21. An apparatus for receiving and decoding a first sequence of frames, each including pixels having difference values, and a second sequence of frames into a video signal, the apparatus comprising:

first means for subtracting difference values of pixels in a target block present in a frame belonging to the first frame sequence from a reference block, based on which the difference values of the pixels in the target block have been obtained, if the reference block is present in a frame belonging to the second frame sequence; and

second means for reconstructing the difference values of the pixels in the target block to an original image of the target block using pixel values of a reference block present in a frame belonging to the second frame sequence or in a frame having an original image reconstructed from a frame including pixels having difference values and belonging to the first frame sequence.

22. The apparatus according to claim 21, wherein the second means specifies the reference block of the target block based on information of a motion vector of the block.

23. The apparatus according to claim 21, wherein the second means includes storage means for storing a frame belonging to the first frame sequence and including blocks whose original images have been reconstructed from image differences,

wherein the second means reconstructs an original image of a first block in a frame belonging to the first frame sequence subsequent to an arbitrary frame stored in the storage means using pixel values of an area in the arbitrary frame if the area in the arbitrary frame is specified as a reference block of the first block.

24. The apparatus according to claim 21, wherein frames belonging to the first frame sequence and frames belonging to the second frame sequence are alternately arranged to constitute a frame sequence.

25. The apparatus according to claim 21, wherein the first frame sequence and the second frame sequence belong to the same temporal decomposition level.

26. A method for receiving and decoding a first sequence of frames, each including pixels having difference values, and a second sequence of frames into a video signal, the method comprising the steps of:

a) subtracting difference values of pixels in a target block present in a frame belonging to the first frame sequence from a reference block, based on which the difference values of the pixels in the target block have been obtained, if the reference block is present in a frame belonging to the second frame sequence; and

b) reconstructing the difference values of the pixels in the target block to an original image of the target block using pixel values of a reference block present in a frame belonging to the second frame sequence or in a frame having an original image reconstructed from a frame including pixels having difference values and belonging to the first frame sequence.

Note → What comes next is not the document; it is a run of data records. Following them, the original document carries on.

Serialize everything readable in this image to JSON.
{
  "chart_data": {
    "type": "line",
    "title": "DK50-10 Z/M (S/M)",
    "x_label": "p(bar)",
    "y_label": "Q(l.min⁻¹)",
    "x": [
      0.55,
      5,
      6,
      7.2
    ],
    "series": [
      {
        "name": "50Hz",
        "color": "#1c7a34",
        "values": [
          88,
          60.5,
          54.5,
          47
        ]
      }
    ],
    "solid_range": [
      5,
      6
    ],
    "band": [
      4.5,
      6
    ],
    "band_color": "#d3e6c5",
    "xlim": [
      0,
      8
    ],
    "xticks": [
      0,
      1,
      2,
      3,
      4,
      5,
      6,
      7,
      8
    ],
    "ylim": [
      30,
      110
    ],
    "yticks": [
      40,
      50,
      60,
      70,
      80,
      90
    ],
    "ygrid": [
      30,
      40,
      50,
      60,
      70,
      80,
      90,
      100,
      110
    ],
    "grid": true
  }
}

27. The method according to claim 26, wherein the step b) includes specifying the reference block of the target block based on information of a motion vector of the block.

28. The method according to claim 26, wherein the step b) includes:

storing a frame belonging to the first frame sequence and including blocks whose original images have been reconstructed from image differences; and

reconstructing an original image of a first block in a frame belonging to the first frame sequence subsequent to the stored frame using pixel values of an area in the stored frame if the area in the stored frame is specified as a reference block of the first block.

29. The method according to claim 26, wherein frames belonging to the first frame sequence and frames belonging to the second frame sequence are alternately arranged to constitute a frame sequence.

30. The method according to claim 26, wherein the first frame sequence and the second frame sequence belong to the same temporal decomposition level.